- Film Poster
- Directed by: Sidney Hayers
- Screenplay by: Allan Prior
- Produced by: George H. Brown
- Starring: Martin Potter Julia Foster Nicky Henson
- Cinematography: Arthur Ibbetson
- Edited by: Anthony Palk
- Music by: Eric Rogers
- Production company: Peter Rogers Productions
- Distributed by: Rank Film Distributors Limited (UK)
- Release date: June 1972 (UK);
- Running time: 87 minutes
- Country: United Kingdom
- Language: English

= All Coppers Are... =

1972 British crime drama film by Sidney Hayers

All Coppers Are... (also known as All Cops Are... and All Coppers are Bastards) is a 1972 British drama film directed by Sidney Hayers and starring Martin Potter, Julia Foster and Nicky Henson. The screenplay was by Allan Prior.

==Plot==
A young London policeman and a small-time crook find themselves rivals in love. Joe, the policeman, is married with a young child, but when he meets Barry's live-in partner Sue, there is an instant mutual attraction. Joe forms part of a police line protecting an embassy from protesters and things get violent. Mounted police arrive and push the crowd back. Barry and a gang rob a warehouse and he is driving off with a lorry of stolen goods when Joe stops him – Barry shoots Joe with a shotgun and runs off.

==Cast==
- Martin Potter as Joe
- Julia Foster as Sue
- Nicky Henson as Barry
- Wendy Allnutt as Peg
- Ian Hendry as Sonny Wade
- Sandra Dorne as Sue's mother
- Glynn Edwards as Jock
- Queenie Watts as Mrs. Malloy
- Carmel McSharry as Mrs. Briggs
- David Baxter as Fancy Boy
- Eddie Byrne as Malloy
- Norman Jones as Sgt. Wallis
- David Essex as Ronnie Briggs
- Robin Askwith as Simmy
- Tony Wright as Police Inspector
- Ellis Dale as Doctor
- Marianne Stone as woman in pub
- Michael Balfour as heart attack Victim

==Production==
Peter Rodgers produced the Carry On series for the Rank Organisation and made an arrangement to produce other films for them "thrillers and romantic subjects".

The original title was All Coppers Are Bastards. Producer George H. Brown said "Our picture is 48 hours in a policeman's life – the mosaic of people and events with which he deals, climaxing in the kind of challenge any PC on the beat alone may have to face. And who better to write it than Allan Prior?" (Prior was a writer on the TV series Z Cars and Softly Softly.) It was Prior's first feature film. "It's marvellous to be able to explore a subject in depth," he said. "You can expand by location work."

"The majority of coppers are still working class lads," said Prior. "In this film we try to show that they are not of the class to have affairs but they might have a bit on the side."

The technical adviser on the film was ex-Detective Chief Superintendent Ray Dagg, who said "this seems to me to be the first film to really portray with authenticity what a policeman is like."
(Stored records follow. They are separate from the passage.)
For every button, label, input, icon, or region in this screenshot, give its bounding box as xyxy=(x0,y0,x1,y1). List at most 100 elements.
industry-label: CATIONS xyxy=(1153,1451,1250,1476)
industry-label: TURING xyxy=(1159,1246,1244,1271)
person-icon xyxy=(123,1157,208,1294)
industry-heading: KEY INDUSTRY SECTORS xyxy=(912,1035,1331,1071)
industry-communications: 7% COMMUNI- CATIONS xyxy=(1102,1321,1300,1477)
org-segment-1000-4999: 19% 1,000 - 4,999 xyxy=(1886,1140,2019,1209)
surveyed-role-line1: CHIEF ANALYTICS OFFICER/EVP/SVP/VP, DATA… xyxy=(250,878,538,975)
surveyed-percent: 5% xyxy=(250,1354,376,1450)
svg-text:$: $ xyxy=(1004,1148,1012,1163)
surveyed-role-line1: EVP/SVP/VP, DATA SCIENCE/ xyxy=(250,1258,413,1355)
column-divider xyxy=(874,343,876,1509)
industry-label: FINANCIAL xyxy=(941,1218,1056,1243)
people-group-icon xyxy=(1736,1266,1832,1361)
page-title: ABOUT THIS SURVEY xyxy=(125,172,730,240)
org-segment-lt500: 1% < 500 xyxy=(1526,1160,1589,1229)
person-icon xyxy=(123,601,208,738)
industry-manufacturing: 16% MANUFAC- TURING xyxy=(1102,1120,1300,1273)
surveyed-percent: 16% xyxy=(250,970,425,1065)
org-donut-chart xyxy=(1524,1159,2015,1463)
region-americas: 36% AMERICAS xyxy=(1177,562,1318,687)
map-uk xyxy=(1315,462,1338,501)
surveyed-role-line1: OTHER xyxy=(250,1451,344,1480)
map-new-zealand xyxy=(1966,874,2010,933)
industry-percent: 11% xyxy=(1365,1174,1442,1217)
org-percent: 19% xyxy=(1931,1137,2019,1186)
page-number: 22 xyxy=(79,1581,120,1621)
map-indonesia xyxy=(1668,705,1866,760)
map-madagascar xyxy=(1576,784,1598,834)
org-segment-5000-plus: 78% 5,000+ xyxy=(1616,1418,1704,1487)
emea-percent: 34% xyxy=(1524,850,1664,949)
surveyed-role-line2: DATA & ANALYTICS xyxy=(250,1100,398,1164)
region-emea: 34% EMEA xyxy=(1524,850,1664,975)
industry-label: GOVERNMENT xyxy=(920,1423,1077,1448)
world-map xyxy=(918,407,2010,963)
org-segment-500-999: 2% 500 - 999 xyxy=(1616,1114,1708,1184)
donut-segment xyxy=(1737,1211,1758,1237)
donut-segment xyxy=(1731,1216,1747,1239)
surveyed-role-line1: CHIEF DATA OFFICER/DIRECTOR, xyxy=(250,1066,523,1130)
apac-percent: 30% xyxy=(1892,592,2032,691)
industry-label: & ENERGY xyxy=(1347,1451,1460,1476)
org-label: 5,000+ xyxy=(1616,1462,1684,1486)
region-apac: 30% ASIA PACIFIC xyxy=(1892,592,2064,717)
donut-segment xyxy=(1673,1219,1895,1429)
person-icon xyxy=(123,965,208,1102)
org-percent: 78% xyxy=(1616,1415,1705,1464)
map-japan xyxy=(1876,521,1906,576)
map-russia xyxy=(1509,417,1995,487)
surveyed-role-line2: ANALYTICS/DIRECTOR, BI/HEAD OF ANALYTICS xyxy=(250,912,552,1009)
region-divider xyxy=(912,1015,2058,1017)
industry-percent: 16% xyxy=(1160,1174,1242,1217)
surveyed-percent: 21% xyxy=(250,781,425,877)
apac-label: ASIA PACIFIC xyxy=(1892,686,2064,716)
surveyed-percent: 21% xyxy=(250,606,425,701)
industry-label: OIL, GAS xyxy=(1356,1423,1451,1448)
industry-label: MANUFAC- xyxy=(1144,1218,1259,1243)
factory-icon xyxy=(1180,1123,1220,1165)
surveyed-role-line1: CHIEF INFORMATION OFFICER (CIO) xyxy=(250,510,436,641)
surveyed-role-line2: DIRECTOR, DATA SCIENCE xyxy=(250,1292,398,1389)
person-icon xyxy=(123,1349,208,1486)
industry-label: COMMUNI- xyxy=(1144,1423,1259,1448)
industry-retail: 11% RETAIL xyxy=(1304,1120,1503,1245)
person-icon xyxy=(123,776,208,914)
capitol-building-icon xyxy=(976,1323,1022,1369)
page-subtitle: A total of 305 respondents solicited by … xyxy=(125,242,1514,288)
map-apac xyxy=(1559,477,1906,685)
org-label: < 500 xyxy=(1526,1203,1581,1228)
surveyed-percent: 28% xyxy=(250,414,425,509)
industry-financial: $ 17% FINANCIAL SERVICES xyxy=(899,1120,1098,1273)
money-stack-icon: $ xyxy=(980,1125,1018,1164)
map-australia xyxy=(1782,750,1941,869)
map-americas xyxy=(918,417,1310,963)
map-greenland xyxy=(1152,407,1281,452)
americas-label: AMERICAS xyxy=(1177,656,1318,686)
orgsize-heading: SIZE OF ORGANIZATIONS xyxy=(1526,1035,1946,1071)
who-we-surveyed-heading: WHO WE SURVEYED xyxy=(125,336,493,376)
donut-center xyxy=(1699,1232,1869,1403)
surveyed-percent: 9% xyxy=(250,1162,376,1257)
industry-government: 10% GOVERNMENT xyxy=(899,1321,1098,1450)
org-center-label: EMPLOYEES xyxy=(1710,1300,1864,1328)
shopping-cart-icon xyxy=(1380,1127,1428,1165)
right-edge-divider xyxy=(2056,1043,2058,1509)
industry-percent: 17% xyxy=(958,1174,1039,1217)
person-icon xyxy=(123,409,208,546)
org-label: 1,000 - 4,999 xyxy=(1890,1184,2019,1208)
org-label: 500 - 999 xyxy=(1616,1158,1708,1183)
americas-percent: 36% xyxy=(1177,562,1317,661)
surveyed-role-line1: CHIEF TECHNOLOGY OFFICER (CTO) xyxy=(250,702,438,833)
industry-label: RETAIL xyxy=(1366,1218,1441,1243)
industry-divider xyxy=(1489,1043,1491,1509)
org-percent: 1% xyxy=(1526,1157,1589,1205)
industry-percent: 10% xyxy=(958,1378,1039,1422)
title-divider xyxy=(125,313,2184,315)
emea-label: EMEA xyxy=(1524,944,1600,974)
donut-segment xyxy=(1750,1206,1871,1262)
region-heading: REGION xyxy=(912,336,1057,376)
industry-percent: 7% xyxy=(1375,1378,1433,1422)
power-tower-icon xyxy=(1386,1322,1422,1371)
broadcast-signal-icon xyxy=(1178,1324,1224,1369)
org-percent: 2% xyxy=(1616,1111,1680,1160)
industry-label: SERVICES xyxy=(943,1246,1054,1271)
Martin Potter was then best known for appearing in Fellini's Satyricon (1969). The other male lead was played by Nicky Henson, who said of the film "you could almost describe it as a sort of 1971 Blue Lamp (1950) although some people may get the wrong idea."

Filming started in late May 1971. It was shot largely on location in Battersea, around Nine Elms and Clapham Junction, Southwest London, and at Pinewood Studios.

In October 1971 Peter Rogers wrote to an executive at Rank, "The police like this film themselves and I only hope that your enthusiasm filters down through the ranks of Rank – who are inclined to 'turn when father turns' – and then perhaps this film won't be - pissed against the wall as the others were."

== Critical reception ==
The Monthly Film Bulletin wrote: "Given Allan Prior's years of experience in writing for TV police series noted for their authenticity (Z Cars, Softly, Softly), it is hard to credit that he could have imbued this sluggish and aimless film with so little conviction. Not only does his script make no attempt to prove or disprove the statement of the title (the missing word is of course 'Bastards'), but it also provides no real identity for its P.C. hero. All it offers is an acutely contrived love triangle, totally lacking in humour, excitement or interest. And further anguish is caused by the fact that, from the top of the cast list (the immutably genteel Martin Potter) to the bottom (Tony Wright in a sadly inauspicious return to the screen), everyone is painfully miscast."

Leslie Halliwell said: "Pointlessly titled lowlife melodrama with no style whatsoever; any episode of Z Cars would be preferable." Filmink felt the movie "had a terrific idea – 48 hours in the life of a cop – but though there are some interesting bits, doesn’t live up to its premise, going off into detours."